Die ganze Angelegenheit wurde aber bis heute nicht zu Ende geführt.


Das Jahr 1960 kann man als das Jahr der Demolierung bezeichnen, weil in den Frühjahrsmonaten über 60 Häuser niedergerissen wurden. Die Zerstörung wurde auch in den folgenden Jahren fortgesetzt, die niedergerissenen Häuser wurden manchmal durch Bauten ersetzt, die wie die "Faust auf 's Auge" wirken. Das gilt insbesondere für die Neubauten auf dem Markplatz. Erst im Jahre 1965 wurde die neue Brücke über den Weidenbach in Betrieb genommen. Drei Jahre später wurde Weidenau an das Ferngas angeschlossen und der Betrieb der hiesigen Gasanstalt eingestellt, die seit 1908 existierte und neben Gas auch Qualitätskoks lieferte. Im selben Jahr erreicht Weidenau auch die "Pest der Fertigplattenbauweise".

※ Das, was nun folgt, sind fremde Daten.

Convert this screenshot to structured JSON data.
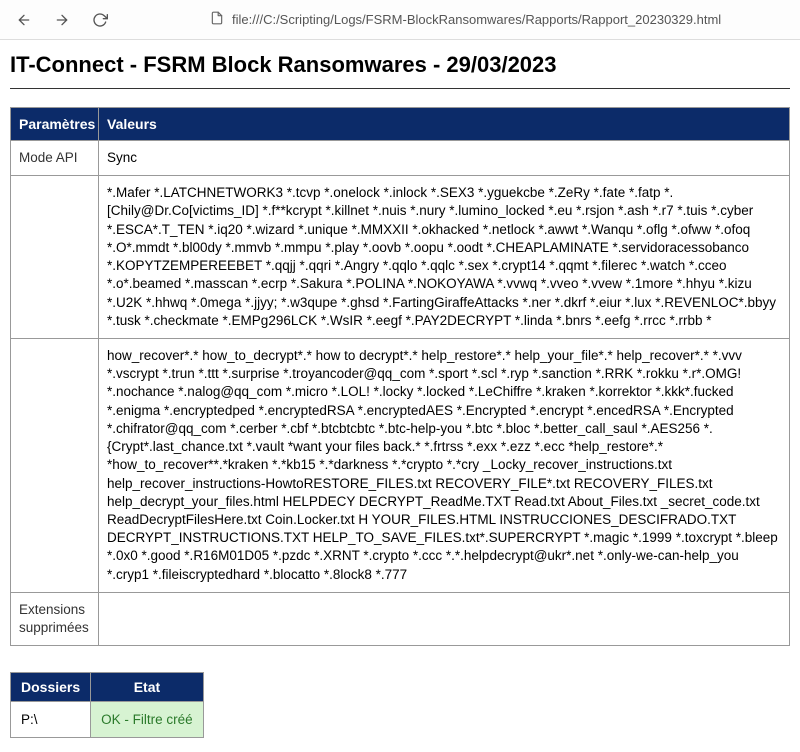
{
  "browser": {
    "url": "file:///C:/Scripting/Logs/FSRM-BlockRansomwares/Rapports/Rapport_20230329.html"
  },
  "page": {
    "title": "IT-Connect - FSRM Block Ransomwares - 29/03/2023"
  },
  "paramsTable": {
    "headers": {
      "col1": "Paramètres",
      "col2": "Valeurs"
    },
    "rows": [
      {
        "label": "Mode API",
        "value": "Sync"
      },
      {
        "label": "",
        "value": "*.Mafer *.LATCHNETWORK3 *.tcvp *.onelock *.inlock *.SEX3 *.yguekcbe *.ZeRy *.fate *.fatp *.[Chily@Dr.Co[victims_ID] *.f**kcrypt *.killnet *.nuis *.nury *.lumino_locked *.eu *.rsjon *.ash *.r7 *.tuis *.cyber *.ESCA*.T_TEN *.iq20 *.wizard *.unique *.MMXXII *.okhacked *.netlock *.awwt *.Wanqu *.oflg *.ofww *.ofoq *.O*.mmdt *.bl00dy *.mmvb *.mmpu *.play *.oovb *.oopu *.oodt *.CHEAPLAMINATE *.servidoracessobanco *.KOPYTZEMPEREEBET *.qqjj *.qqri *.Angry *.qqlo *.qqlc *.sex *.crypt14 *.qqmt *.filerec *.watch *.cceo *.o*.beamed *.masscan *.ecrp *.Sakura *.POLINA *.NOKOYAWA *.vvwq *.vveo *.vvew *.1more *.hhyu *.kizu *.U2K *.hhwq *.0mega *.jjyy; *.w3qupe *.ghsd *.FartingGiraffeAttacks *.ner *.dkrf *.eiur *.lux *.REVENLOC*.bbyy *.tusk *.checkmate *.EMPg296LCK *.WsIR *.eegf *.PAY2DECRYPT *.linda *.bnrs *.eefg *.rrcc *.rrbb *"
      },
      {
        "label": "",
        "value": "how_recover*.* how_to_decrypt*.* how to decrypt*.* help_restore*.* help_your_file*.* help_recover*.* *.vvv *.vscrypt *.trun *.ttt *.surprise *.troyancoder@qq_com *.sport *.scl *.ryp *.sanction *.RRK *.rokku *.r*.OMG! *.nochance *.nalog@qq_com *.micro *.LOL! *.locky *.locked *.LeChiffre *.kraken *.korrektor *.kkk*.fucked *.enigma *.encryptedped *.encryptedRSA *.encryptedAES *.Encrypted *.encrypt *.encedRSA *.Encrypted *.chifrator@qq_com *.cerber *.cbf *.btcbtcbtc *.btc-help-you *.btc *.bloc *.better_call_saul *.AES256 *.{Crypt*.last_chance.txt *.vault *want your files back.* *.frtrss *.exx *.ezz *.ecc *help_restore*.* *how_to_recover**.*kraken *.*kb15 *.*darkness *.*crypto *.*cry _Locky_recover_instructions.txt help_recover_instructions-HowtoRESTORE_FILES.txt RECOVERY_FILE*.txt RECOVERY_FILES.txt help_decrypt_your_files.html HELPDECY DECRYPT_ReadMe.TXT Read.txt About_Files.txt _secret_code.txt ReadDecryptFilesHere.txt Coin.Locker.txt H YOUR_FILES.HTML INSTRUCCIONES_DESCIFRADO.TXT DECRYPT_INSTRUCTIONS.TXT HELP_TO_SAVE_FILES.txt*.SUPERCRYPT *.magic *.1999 *.toxcrypt *.bleep *.0x0 *.good *.R16M01D05 *.pzdc *.XRNT *.crypto *.ccc *.*.helpdecrypt@ukr*.net *.only-we-can-help_you *.cryp1 *.fileiscryptedhard *.blocatto *.8lock8 *.777"
      },
      {
        "label": "Extensions supprimées",
        "value": ""
      }
    ]
  },
  "foldersTable": {
    "headers": {
      "col1": "Dossiers",
      "col2": "Etat"
    },
    "rows": [
      {
        "folder": "P:\\",
        "status": "OK - Filtre créé"
      }
    ]
  }
}
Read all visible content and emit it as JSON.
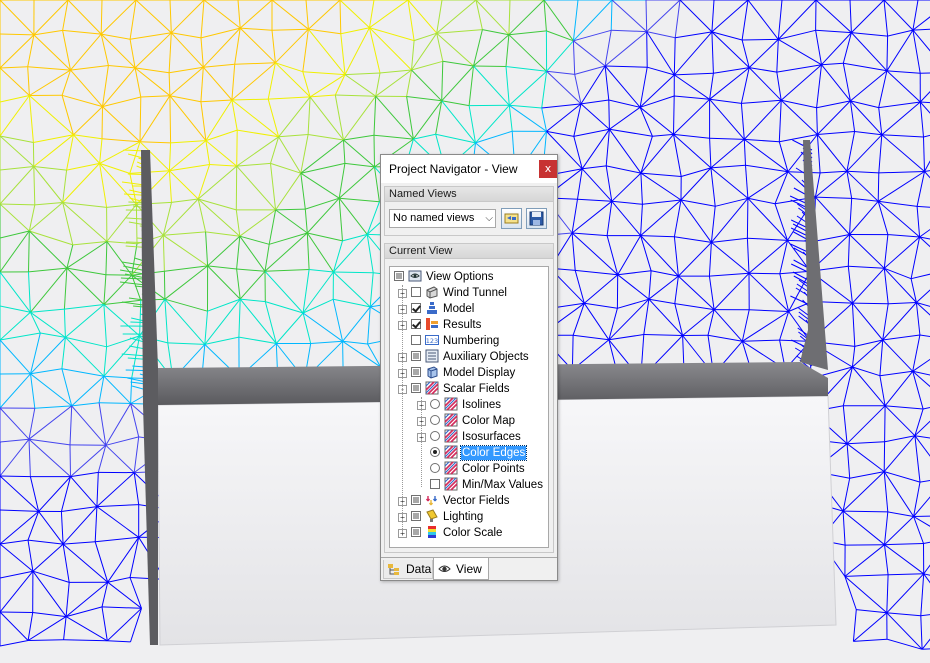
{
  "panel": {
    "title": "Project Navigator - View",
    "close_label": "x",
    "named_views": {
      "header": "Named Views",
      "selected": "No named views",
      "colors": {
        "button_bg": "#d8e4f0",
        "button_border": "#7f9db9"
      }
    },
    "current_view": {
      "header": "Current View"
    },
    "tabs": [
      {
        "label": "Data"
      },
      {
        "label": "View"
      }
    ]
  },
  "tree": [
    {
      "label": "View Options",
      "control": "partial",
      "icon": "view-options-icon"
    },
    {
      "label": "Wind Tunnel",
      "control": "unchecked",
      "icon": "wind-tunnel-icon"
    },
    {
      "label": "Model",
      "control": "checked",
      "icon": "model-icon"
    },
    {
      "label": "Results",
      "control": "checked",
      "icon": "results-icon"
    },
    {
      "label": "Numbering",
      "control": "unchecked",
      "icon": "numbering-icon",
      "icon_text": "123"
    },
    {
      "label": "Auxiliary Objects",
      "control": "partial",
      "icon": "auxiliary-objects-icon"
    },
    {
      "label": "Model Display",
      "control": "partial",
      "icon": "model-display-icon"
    },
    {
      "label": "Scalar Fields",
      "control": "partial",
      "icon": "scalar-fields-icon"
    },
    {
      "label": "Isolines",
      "control": "radio-off",
      "icon": "isolines-icon"
    },
    {
      "label": "Color Map",
      "control": "radio-off",
      "icon": "color-map-icon"
    },
    {
      "label": "Isosurfaces",
      "control": "radio-off",
      "icon": "isosurfaces-icon"
    },
    {
      "label": "Color Edges",
      "control": "radio-on",
      "icon": "color-edges-icon",
      "selected": true
    },
    {
      "label": "Color Points",
      "control": "radio-off",
      "icon": "color-points-icon"
    },
    {
      "label": "Min/Max Values",
      "control": "unchecked",
      "icon": "min-max-values-icon"
    },
    {
      "label": "Vector Fields",
      "control": "partial",
      "icon": "vector-fields-icon"
    },
    {
      "label": "Lighting",
      "control": "partial",
      "icon": "lighting-icon"
    },
    {
      "label": "Color Scale",
      "control": "partial",
      "icon": "color-scale-icon"
    }
  ],
  "colors": {
    "selection": "#3399ff",
    "close_button": "#c73232",
    "mesh_palette": [
      "#0000ff",
      "#4444ee",
      "#00b7ff",
      "#00e6c8",
      "#3ec83c",
      "#a8e23c",
      "#f0f000",
      "#ffc800"
    ],
    "model_body": "#f3f3f5",
    "model_wall": "#6a6a6e"
  }
}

Im Gegensatz dazu wurde mit Einfühlungsvermögen das örtliche Schloß restauriert, in dem im Jahre 1971 eine Volkskunstschule untergebracht wurde. Zu Beginn des Jahres 1970 wurden die Gebäude Nr. 86 und 87 in der Rathausstraße rekonstruiert, wo an die erhaltenen Fassaden neue Häuser angebaut wurden. Seit den siebziger Jahren fanden weitgehende Rekonstruktionsarbeiten an den Gebäuden der Grundschule und der Berufschule statt.


Zu den bedeutsamen Ereignissen in der Geschichte der Gemeinde gehört die Verbindung mit Großkrosse im Jahre 1976. Die Zahl der Bewohner von Weidenau, die sich nach dem 2. Weltkrieg um 1500 bewegte, erhöhte sich so auf 2397 im Jahr 1980.


Die Arbeitsmöglichkeiten für Frauen verbesserten sich nach der Eröffnung der Volksbekleidungsgenossenschaft und des Betriebes Moravolen. Die örtliche Turnereinheit eröffnete im Jahre 1987, nach langem Aufbau, ihr Sportareal mit neuem Rasen, Kabinen und Tennisplätzen.


Im Jahre 1988 wurde mit dem Bau der neuen Wasserleitung begonnen, die auch den umliegenden Orten dienen soll. Auf dem örtlichen Bahnhof wurde im folgenden Jahr eine Ausstellung der Eisenbahn - Sicherungstechnik eröffnet.


Aufgrund eines neuen Gemeinden-Gesetzes, trennte sich 1990 Großkrosse wieder von Weidenau. Im selben Jahr wurde der Sportplatz fertiggestellt. Der Kesselraum für den Gasbetrieb wurde im Haus Nr. 73 hergerichtet. Dieser Maßnahme ist es zu verdanken, dass sich die Luft in der Stadtmitte verbessert hat. Im Jahre 1991 wurde die Schamottfabrik und der Betrieb Moravolen stillegelegt. Durch diese Maßnahmen stieg die Arbeitslosigkeit in der Stadt auf bis zu 37% in unerträgliche Höhe. Aber das ist im Grunde schon die Gegenwart, die Gegenstand eines anderen Kapitels sein wird.